The facts pertinent to the declaration being sought are essentially undisputed. According to plaintiff, defendant lost his right to appraisal of his Norpco shares by failing to serve his notice of election to dissent prior to the merger vote, and with this we agree. The statutory requirements for preservation of the right to appraisal and payment are to be strictly construed and cannot be altered by the courts (see, Matter of Endicott Johnson Corp. v Bade, 42 AD2d 236, 238, Iv denied 33 NY2d 518). The Legislature has not enacted any exception to these requirements for closely held corporations and, unlike other subsections, Business Corporation Law § 623 (a) does not contain any provision for judicial excuse of noncompliance upon a showing of "good cause” (compare, Business Corporation Law § 623 [f|). Moreover, by specifically recognizing as acceptable procedure the tender of notice at a meeting but before the vote, the statute is exceedingly clear in its intention to exclude tender after the vote is taken. "Where, as in this instance, the Legislature by precise language has created a right and with equal precision has set forth the procedure by which that right may be availed of, the courts may not limit or enlarge that right or alter that procedure” (Matter of Marcus [Macy & Co.], 297 NY 38, 45). Having failed to comply with this explicit statutory requirement, defendant has lost his appraisal rights with regard to his Norpco shares and plaintiff is entitled to a declaration to that effect.

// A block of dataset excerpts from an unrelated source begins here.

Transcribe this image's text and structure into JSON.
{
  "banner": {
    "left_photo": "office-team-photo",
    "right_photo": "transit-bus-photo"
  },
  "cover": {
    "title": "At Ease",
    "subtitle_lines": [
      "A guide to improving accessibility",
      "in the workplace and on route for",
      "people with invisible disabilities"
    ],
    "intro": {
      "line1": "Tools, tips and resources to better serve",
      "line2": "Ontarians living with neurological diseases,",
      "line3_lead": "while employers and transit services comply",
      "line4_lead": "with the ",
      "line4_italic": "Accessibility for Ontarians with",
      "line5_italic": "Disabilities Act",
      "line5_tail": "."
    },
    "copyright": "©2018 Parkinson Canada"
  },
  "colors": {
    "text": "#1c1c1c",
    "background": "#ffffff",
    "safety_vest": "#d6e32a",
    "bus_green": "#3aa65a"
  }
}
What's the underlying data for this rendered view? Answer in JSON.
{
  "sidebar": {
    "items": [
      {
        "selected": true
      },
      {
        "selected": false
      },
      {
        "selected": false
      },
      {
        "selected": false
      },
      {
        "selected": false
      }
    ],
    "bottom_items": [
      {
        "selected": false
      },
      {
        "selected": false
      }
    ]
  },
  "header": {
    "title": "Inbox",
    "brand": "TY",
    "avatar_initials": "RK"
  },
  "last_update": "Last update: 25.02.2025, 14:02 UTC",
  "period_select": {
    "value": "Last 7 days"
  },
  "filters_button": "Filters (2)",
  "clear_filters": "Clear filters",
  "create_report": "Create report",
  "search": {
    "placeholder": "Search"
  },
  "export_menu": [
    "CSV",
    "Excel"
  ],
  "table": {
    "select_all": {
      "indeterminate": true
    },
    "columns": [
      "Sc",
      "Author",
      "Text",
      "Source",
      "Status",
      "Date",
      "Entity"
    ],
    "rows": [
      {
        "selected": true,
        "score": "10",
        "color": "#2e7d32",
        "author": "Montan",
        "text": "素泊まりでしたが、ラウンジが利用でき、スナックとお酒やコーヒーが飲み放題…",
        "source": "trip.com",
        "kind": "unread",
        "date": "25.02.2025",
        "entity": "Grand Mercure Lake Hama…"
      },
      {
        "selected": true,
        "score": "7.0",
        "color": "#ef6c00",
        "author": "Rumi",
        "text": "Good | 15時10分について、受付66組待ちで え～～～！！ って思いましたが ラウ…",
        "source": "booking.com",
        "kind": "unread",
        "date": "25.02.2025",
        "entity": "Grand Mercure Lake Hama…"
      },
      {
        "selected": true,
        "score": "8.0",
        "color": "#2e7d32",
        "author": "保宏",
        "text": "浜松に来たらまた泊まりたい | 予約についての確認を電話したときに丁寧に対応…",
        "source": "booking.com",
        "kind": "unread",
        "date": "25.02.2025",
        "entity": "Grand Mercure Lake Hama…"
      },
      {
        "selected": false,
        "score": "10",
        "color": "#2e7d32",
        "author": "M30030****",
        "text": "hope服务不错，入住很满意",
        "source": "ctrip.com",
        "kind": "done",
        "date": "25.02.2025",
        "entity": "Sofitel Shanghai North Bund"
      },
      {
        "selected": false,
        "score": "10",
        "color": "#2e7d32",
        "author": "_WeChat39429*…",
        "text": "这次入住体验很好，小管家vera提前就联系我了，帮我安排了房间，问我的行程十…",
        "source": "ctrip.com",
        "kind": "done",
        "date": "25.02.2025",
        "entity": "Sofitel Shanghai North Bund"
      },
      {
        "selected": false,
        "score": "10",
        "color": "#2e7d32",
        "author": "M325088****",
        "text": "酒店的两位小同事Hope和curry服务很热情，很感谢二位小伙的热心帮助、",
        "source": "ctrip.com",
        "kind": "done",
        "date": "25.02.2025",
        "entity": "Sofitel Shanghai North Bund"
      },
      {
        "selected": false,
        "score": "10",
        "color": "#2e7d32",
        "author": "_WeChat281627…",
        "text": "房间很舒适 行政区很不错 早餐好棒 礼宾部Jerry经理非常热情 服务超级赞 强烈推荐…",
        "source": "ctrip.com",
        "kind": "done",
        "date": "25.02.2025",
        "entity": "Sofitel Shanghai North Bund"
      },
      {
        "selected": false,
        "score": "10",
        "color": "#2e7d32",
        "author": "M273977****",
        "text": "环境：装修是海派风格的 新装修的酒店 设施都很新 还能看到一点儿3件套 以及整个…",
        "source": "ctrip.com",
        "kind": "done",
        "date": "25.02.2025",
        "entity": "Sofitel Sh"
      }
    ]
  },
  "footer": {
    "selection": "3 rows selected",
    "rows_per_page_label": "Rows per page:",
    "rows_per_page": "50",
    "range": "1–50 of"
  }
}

Notice of election to dissent was, however, properly served prior to the Butcher Block vote, leaving to be resolved only the issue of defendant’s failure to tender the share certificates themselves. In this area, a court is expressly empowered to excuse noncompliance with the statutory requirements for "good cause shown” (Business Corporation Law § 623 [f]). This authority should be liberally exercised when a reasonable excuse is presented and there has been no prejudice demonstrated (see, Matter of Sasseen v Danco Indus., 20 AD2d 657, 657-658). Here, the fact that defendant did not have possession of the certificates, or did not, despite having exercised due *803diligence to find them, know of their location, constitutes sufficient good cause to excuse his failure to tender the shares in a timely manner. No demonstrable prejudice having been shown by plaintiff, we find that defendant has not lost his dissenter’s rights with regard to Butcher Block.
Mikoll, J. P., White and Casey, JJ., concur. Ordered that the order is modified, on the law, without costs, to the extent that (1) plaintiff’s motion is granted with regard to defendant’s shares of stock in Norpco Restaurant, Inc. and it is declared that defendant has, by failing to comply with the mandates of Business Corporation Law § 623 (a), lost his appraisal rights with regard to those shares, and (2) defendant’s cross motion is granted with regard to his shares of stock in Butcher Block of Albany, Inc. and it is further declared that defendant has not lost his dissenter’s rights with respect to those shares, and, as so modified, affirmed.
In October 1992, defendant also brought an action against White, Norpco and others. The gravamen of this action, which is still pending, is a claim that White misappropriated and converted to his own use Norpco funds and assets.